Guerrero-Saade, who presented Kaspersky's findings, told SCMagazineUK.com that "overt manipulation and subtle false flags are appearing with increasing frequency in the work of intermediary to advanced attackers. It takes experience and familiarity with attacker techniques to recognise these attempts to befuddle researchers.”

Guerrero-Saade added that “when it comes to incident responders dealing with an ongoing attack, a well executed false flag can result in a devastating mismanagement of already limited resources".

The reasons behind these tactics may appear obvious; pin the blame on some other group and exonerate yourself, and your backer, from guilt.

In fact those tactics have been employed by some of world's premiere APT groups like Red October and CloudAtlas. The infamous Russian group Sofacy aka PawnStorm aka APT 28 pulled of one of it's more famous campaigns on french news channel TV5Monde. The group took the channel's broadcast down for three hours, all while claiming to be called CyberCaliphate, a group doing the work of the Islamic State. 

This is nothing new. “We've observed attackers practicing deception techniques for years” Nick Carr, Consultant on Mandiant's incident response team told SC. Attackers will try and cloak their with domains and false phishing email content, among others

APT groups are well aware that investigators use clues from the code to find out where attacks come from.  To that end, APT groups manipulate the vectors which investigators look at to throw off the scent: Language strings are changed to foreign script, timestamps are altered to look like they come from a foreign time zone.

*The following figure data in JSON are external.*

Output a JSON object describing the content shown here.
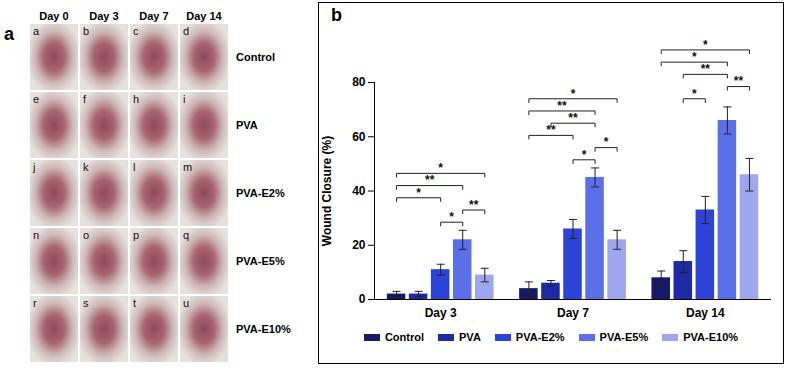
{
  "panel_a": {
    "label": "a",
    "columns": [
      "Day 0",
      "Day 3",
      "Day 7",
      "Day 14"
    ],
    "rows": [
      {
        "name": "Control",
        "cells": [
          "a",
          "b",
          "c",
          "d"
        ]
      },
      {
        "name": "PVA",
        "cells": [
          "e",
          "f",
          "h",
          "i"
        ]
      },
      {
        "name": "PVA-E2%",
        "cells": [
          "j",
          "k",
          "l",
          "m"
        ]
      },
      {
        "name": "PVA-E5%",
        "cells": [
          "n",
          "o",
          "p",
          "q"
        ]
      },
      {
        "name": "PVA-E10%",
        "cells": [
          "r",
          "s",
          "t",
          "u"
        ]
      }
    ]
  },
  "chart_data": {
    "type": "bar",
    "panel_label": "b",
    "y_label": "Wound Closure (%)",
    "categories": [
      "Day 3",
      "Day 7",
      "Day 14"
    ],
    "series": [
      {
        "name": "Control",
        "color": "#141a66",
        "values": [
          2,
          4,
          8
        ],
        "errors": [
          1,
          2.5,
          2.5
        ]
      },
      {
        "name": "PVA",
        "color": "#1c2aa6",
        "values": [
          2,
          6,
          14
        ],
        "errors": [
          1,
          1,
          4
        ]
      },
      {
        "name": "PVA-E2%",
        "color": "#2b43d6",
        "values": [
          11,
          26,
          33
        ],
        "errors": [
          2,
          3.5,
          5
        ]
      },
      {
        "name": "PVA-E5%",
        "color": "#5b6fe8",
        "values": [
          22,
          45,
          66
        ],
        "errors": [
          3.5,
          3.5,
          5
        ]
      },
      {
        "name": "PVA-E10%",
        "color": "#9da6ee",
        "values": [
          9,
          22,
          46
        ],
        "errors": [
          2.5,
          3.5,
          6
        ]
      }
    ],
    "ylim": [
      0,
      80
    ],
    "yticks": [
      0,
      20,
      40,
      60,
      80
    ],
    "grid": false,
    "legend": "bottom",
    "annotations": [
      {
        "category": "Day 3",
        "from": "Control",
        "to": "PVA-E10%",
        "label": "*"
      },
      {
        "category": "Day 3",
        "from": "Control",
        "to": "PVA-E5%",
        "label": "**"
      },
      {
        "category": "Day 3",
        "from": "Control",
        "to": "PVA-E2%",
        "label": "*"
      },
      {
        "category": "Day 3",
        "from": "PVA-E2%",
        "to": "PVA-E5%",
        "label": "*"
      },
      {
        "category": "Day 3",
        "from": "PVA-E5%",
        "to": "PVA-E10%",
        "label": "**"
      },
      {
        "category": "Day 7",
        "from": "Control",
        "to": "PVA-E10%",
        "label": "*"
      },
      {
        "category": "Day 7",
        "from": "Control",
        "to": "PVA-E5%",
        "label": "**"
      },
      {
        "category": "Day 7",
        "from": "Control",
        "to": "PVA-E2%",
        "label": "**"
      },
      {
        "category": "Day 7",
        "from": "PVA",
        "to": "PVA-E5%",
        "label": "**"
      },
      {
        "category": "Day 7",
        "from": "PVA-E2%",
        "to": "PVA-E5%",
        "label": "*"
      },
      {
        "category": "Day 7",
        "from": "PVA-E5%",
        "to": "PVA-E10%",
        "label": "*"
      },
      {
        "category": "Day 14",
        "from": "Control",
        "to": "PVA-E10%",
        "label": "*"
      },
      {
        "category": "Day 14",
        "from": "Control",
        "to": "PVA-E5%",
        "label": "*"
      },
      {
        "category": "Day 14",
        "from": "PVA",
        "to": "PVA-E5%",
        "label": "**"
      },
      {
        "category": "Day 14",
        "from": "PVA",
        "to": "PVA-E2%",
        "label": "*"
      },
      {
        "category": "Day 14",
        "from": "PVA-E5%",
        "to": "PVA-E10%",
        "label": "**"
      }
    ]
  }
}
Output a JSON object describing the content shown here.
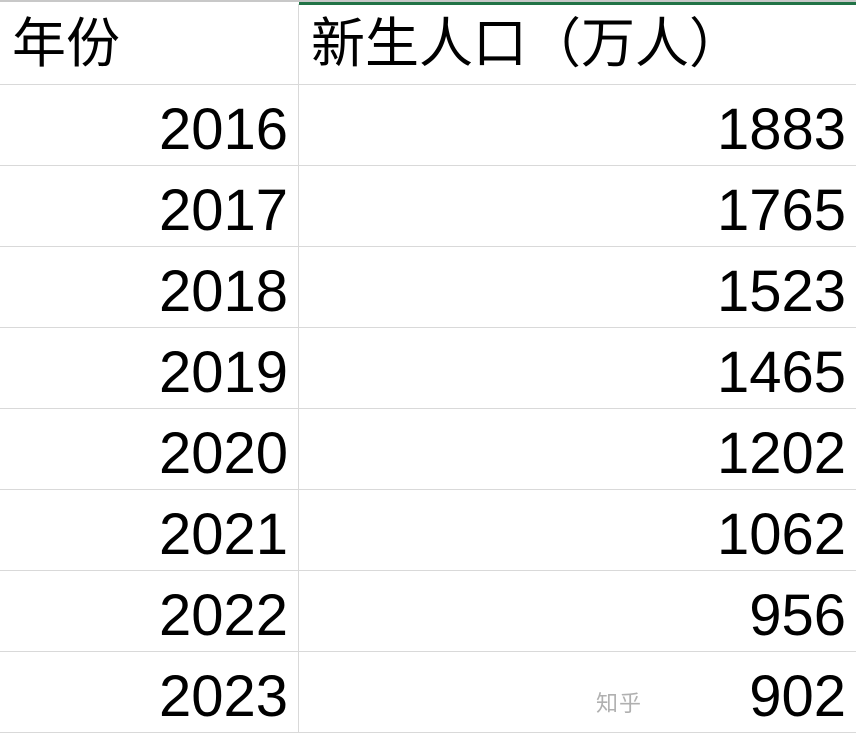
{
  "table": {
    "headers": [
      "年份",
      "新生人口（万人）"
    ],
    "rows": [
      [
        "2016",
        "1883"
      ],
      [
        "2017",
        "1765"
      ],
      [
        "2018",
        "1523"
      ],
      [
        "2019",
        "1465"
      ],
      [
        "2020",
        "1202"
      ],
      [
        "2021",
        "1062"
      ],
      [
        "2022",
        "956"
      ],
      [
        "2023",
        "902"
      ]
    ]
  },
  "watermark": "知乎",
  "colors": {
    "selection_accent": "#217346",
    "gridline": "#d9d9d9"
  }
}
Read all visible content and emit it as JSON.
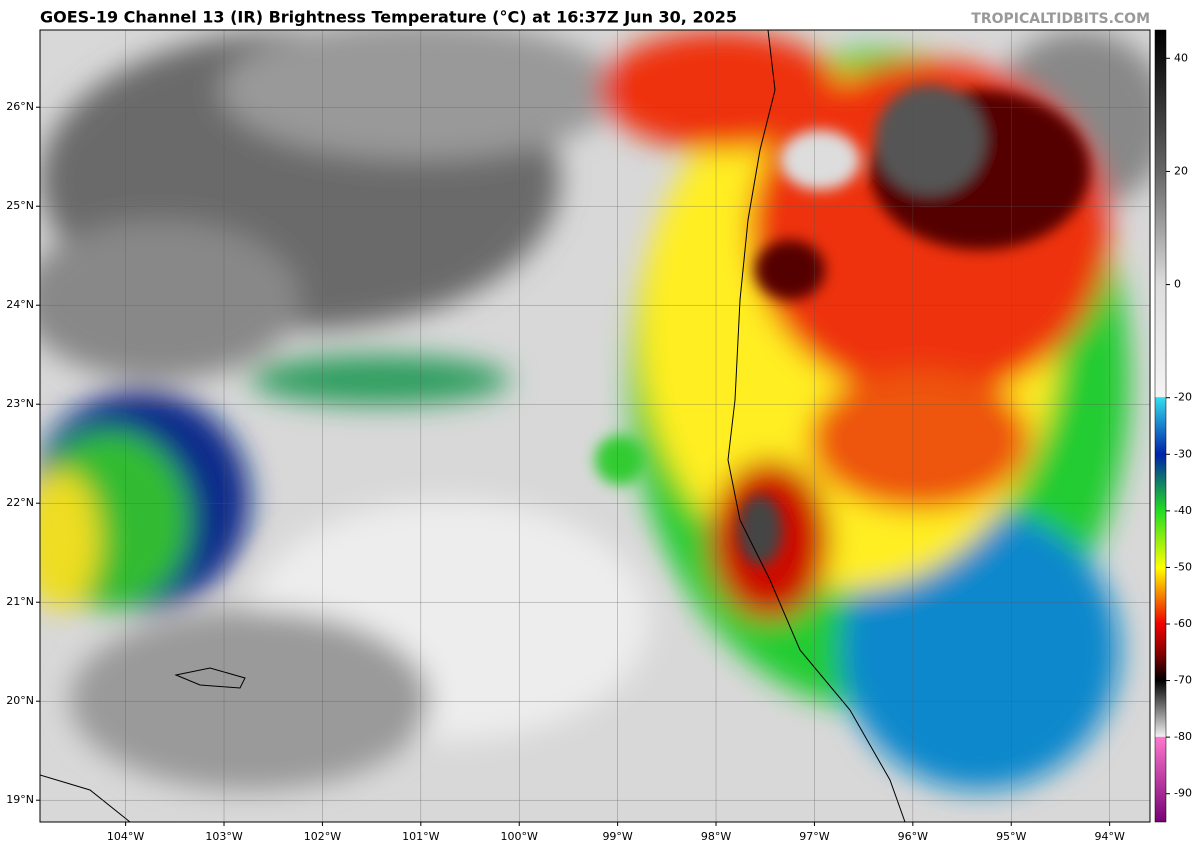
{
  "header": {
    "title": "GOES-19 Channel 13 (IR) Brightness Temperature (°C) at 16:37Z Jun 30, 2025",
    "watermark": "TROPICALTIDBITS.COM"
  },
  "map": {
    "lon_range": [
      -104.87,
      -93.59
    ],
    "lat_range": [
      18.78,
      26.78
    ],
    "lon_ticks": [
      {
        "value": -104,
        "label": "104°W"
      },
      {
        "value": -103,
        "label": "103°W"
      },
      {
        "value": -102,
        "label": "102°W"
      },
      {
        "value": -101,
        "label": "101°W"
      },
      {
        "value": -100,
        "label": "100°W"
      },
      {
        "value": -99,
        "label": "99°W"
      },
      {
        "value": -98,
        "label": "98°W"
      },
      {
        "value": -97,
        "label": "97°W"
      },
      {
        "value": -96,
        "label": "96°W"
      },
      {
        "value": -95,
        "label": "95°W"
      },
      {
        "value": -94,
        "label": "94°W"
      }
    ],
    "lat_ticks": [
      {
        "value": 26,
        "label": "26°N"
      },
      {
        "value": 25,
        "label": "25°N"
      },
      {
        "value": 24,
        "label": "24°N"
      },
      {
        "value": 23,
        "label": "23°N"
      },
      {
        "value": 22,
        "label": "22°N"
      },
      {
        "value": 21,
        "label": "21°N"
      },
      {
        "value": 20,
        "label": "20°N"
      },
      {
        "value": 19,
        "label": "19°N"
      }
    ]
  },
  "colorbar": {
    "range": [
      -95,
      45
    ],
    "ticks": [
      40,
      20,
      0,
      -20,
      -30,
      -40,
      -50,
      -60,
      -70,
      -80,
      -90
    ]
  }
}
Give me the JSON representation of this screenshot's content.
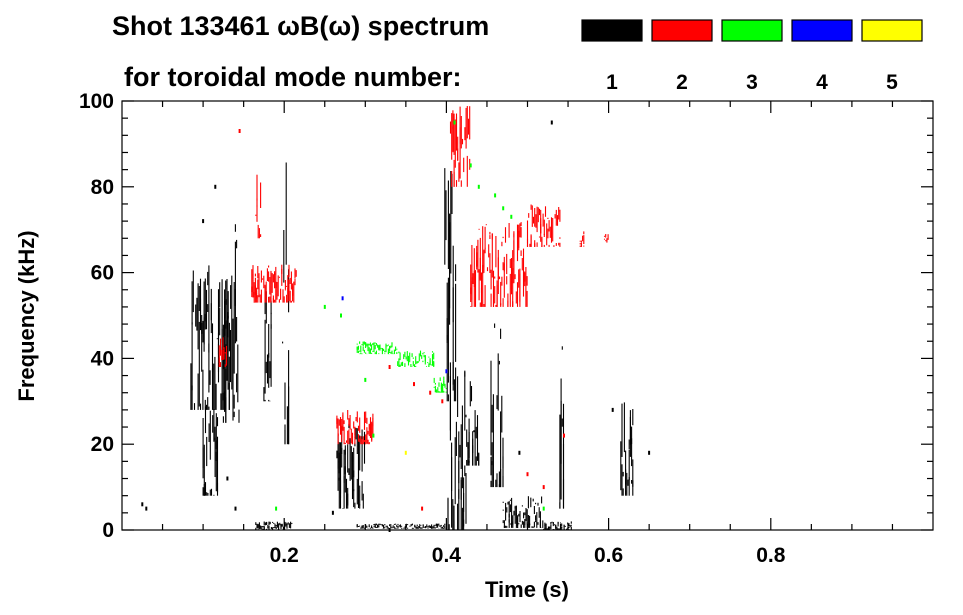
{
  "chart_data": {
    "type": "scatter",
    "title": "Shot 133461 ωB(ω) spectrum",
    "subtitle": "for toroidal mode number:",
    "xlabel": "Time (s)",
    "ylabel": "Frequency (kHz)",
    "xlim": [
      0.0,
      1.0
    ],
    "ylim": [
      0,
      100
    ],
    "x_ticks": [
      "0.2",
      "0.4",
      "0.6",
      "0.8"
    ],
    "y_ticks": [
      "0",
      "20",
      "40",
      "60",
      "80",
      "100"
    ],
    "grid": false,
    "legend_position": "top-right",
    "series": [
      {
        "name": "1",
        "color": "#000000",
        "blobs": [
          {
            "t0": 0.085,
            "t1": 0.135,
            "f0": 28,
            "f1": 62
          },
          {
            "t0": 0.1,
            "t1": 0.118,
            "f0": 8,
            "f1": 30
          },
          {
            "t0": 0.125,
            "t1": 0.145,
            "f0": 25,
            "f1": 72
          },
          {
            "t0": 0.175,
            "t1": 0.185,
            "f0": 30,
            "f1": 60
          },
          {
            "t0": 0.198,
            "t1": 0.206,
            "f0": 20,
            "f1": 88
          },
          {
            "t0": 0.165,
            "t1": 0.21,
            "f0": 0,
            "f1": 2
          },
          {
            "t0": 0.265,
            "t1": 0.3,
            "f0": 5,
            "f1": 25
          },
          {
            "t0": 0.29,
            "t1": 0.4,
            "f0": 0.3,
            "f1": 1.5
          },
          {
            "t0": 0.398,
            "t1": 0.412,
            "f0": 30,
            "f1": 86
          },
          {
            "t0": 0.402,
            "t1": 0.425,
            "f0": 0,
            "f1": 42
          },
          {
            "t0": 0.425,
            "t1": 0.44,
            "f0": 15,
            "f1": 35
          },
          {
            "t0": 0.455,
            "t1": 0.47,
            "f0": 10,
            "f1": 50
          },
          {
            "t0": 0.47,
            "t1": 0.52,
            "f0": 0.5,
            "f1": 8
          },
          {
            "t0": 0.52,
            "t1": 0.555,
            "f0": 0,
            "f1": 2
          },
          {
            "t0": 0.54,
            "t1": 0.545,
            "f0": 5,
            "f1": 50
          },
          {
            "t0": 0.615,
            "t1": 0.63,
            "f0": 8,
            "f1": 30
          }
        ],
        "points": [
          {
            "t": 0.025,
            "f": 6
          },
          {
            "t": 0.03,
            "f": 5
          },
          {
            "t": 0.1,
            "f": 72
          },
          {
            "t": 0.115,
            "f": 80
          },
          {
            "t": 0.13,
            "f": 12
          },
          {
            "t": 0.14,
            "f": 5
          },
          {
            "t": 0.26,
            "f": 4
          },
          {
            "t": 0.33,
            "f": 0
          },
          {
            "t": 0.49,
            "f": 18
          },
          {
            "t": 0.53,
            "f": 95
          },
          {
            "t": 0.605,
            "f": 28
          },
          {
            "t": 0.65,
            "f": 18
          }
        ]
      },
      {
        "name": "2",
        "color": "#ff0000",
        "blobs": [
          {
            "t0": 0.16,
            "t1": 0.215,
            "f0": 53,
            "f1": 62
          },
          {
            "t0": 0.165,
            "t1": 0.172,
            "f0": 68,
            "f1": 85
          },
          {
            "t0": 0.12,
            "t1": 0.13,
            "f0": 38,
            "f1": 45
          },
          {
            "t0": 0.405,
            "t1": 0.43,
            "f0": 80,
            "f1": 100
          },
          {
            "t0": 0.43,
            "t1": 0.5,
            "f0": 52,
            "f1": 72
          },
          {
            "t0": 0.5,
            "t1": 0.54,
            "f0": 66,
            "f1": 76
          },
          {
            "t0": 0.565,
            "t1": 0.57,
            "f0": 66,
            "f1": 70
          },
          {
            "t0": 0.595,
            "t1": 0.6,
            "f0": 67,
            "f1": 69
          },
          {
            "t0": 0.265,
            "t1": 0.31,
            "f0": 20,
            "f1": 28
          }
        ],
        "points": [
          {
            "t": 0.145,
            "f": 93
          },
          {
            "t": 0.33,
            "f": 38
          },
          {
            "t": 0.36,
            "f": 34
          },
          {
            "t": 0.38,
            "f": 32
          },
          {
            "t": 0.395,
            "f": 30
          },
          {
            "t": 0.37,
            "f": 5
          },
          {
            "t": 0.5,
            "f": 13
          },
          {
            "t": 0.52,
            "f": 10
          },
          {
            "t": 0.545,
            "f": 22
          }
        ]
      },
      {
        "name": "3",
        "color": "#00ff00",
        "blobs": [
          {
            "t0": 0.29,
            "t1": 0.34,
            "f0": 41,
            "f1": 44
          },
          {
            "t0": 0.34,
            "t1": 0.385,
            "f0": 38,
            "f1": 42
          },
          {
            "t0": 0.385,
            "t1": 0.4,
            "f0": 32,
            "f1": 36
          }
        ],
        "points": [
          {
            "t": 0.41,
            "f": 95
          },
          {
            "t": 0.43,
            "f": 85
          },
          {
            "t": 0.44,
            "f": 80
          },
          {
            "t": 0.46,
            "f": 78
          },
          {
            "t": 0.47,
            "f": 75
          },
          {
            "t": 0.48,
            "f": 73
          },
          {
            "t": 0.25,
            "f": 52
          },
          {
            "t": 0.27,
            "f": 50
          },
          {
            "t": 0.3,
            "f": 35
          },
          {
            "t": 0.31,
            "f": 22
          },
          {
            "t": 0.19,
            "f": 5
          },
          {
            "t": 0.52,
            "f": 5
          }
        ]
      },
      {
        "name": "4",
        "color": "#0000ff",
        "blobs": [],
        "points": [
          {
            "t": 0.272,
            "f": 54
          },
          {
            "t": 0.4,
            "f": 37
          }
        ]
      },
      {
        "name": "5",
        "color": "#ffff00",
        "blobs": [],
        "points": [
          {
            "t": 0.35,
            "f": 18
          }
        ]
      }
    ]
  }
}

Christopher Porter, senior threat intelligence analyst at Fireeye told SC, that there's two levels to deception.

First, attackers will think about what kind of techniques they can “use to sneak around a system and avoid detection long enough to avoid getting kicked out of the system”

Second, is how “you avoid blow-back for your sponsor”. If you are part of a People's Liberation Army proxy, then your backers will not be happy if your operations can get traced back to the Chinese government. So, near the top of an APT's list of priorities is how you create plausible deniability.

That, Porter told SC, is not even quite about making sure the attack never gets traced back, but about making the decision to respond that much more complex: “that's about complicating decision making”.

Porter added, “for example, if an APT group presents itself publicly as a non-state group, there should be signs of activity by that group in the digital underground. When those signs are missing it becomes an additional data-point that the incident may not be as simple as it seems.”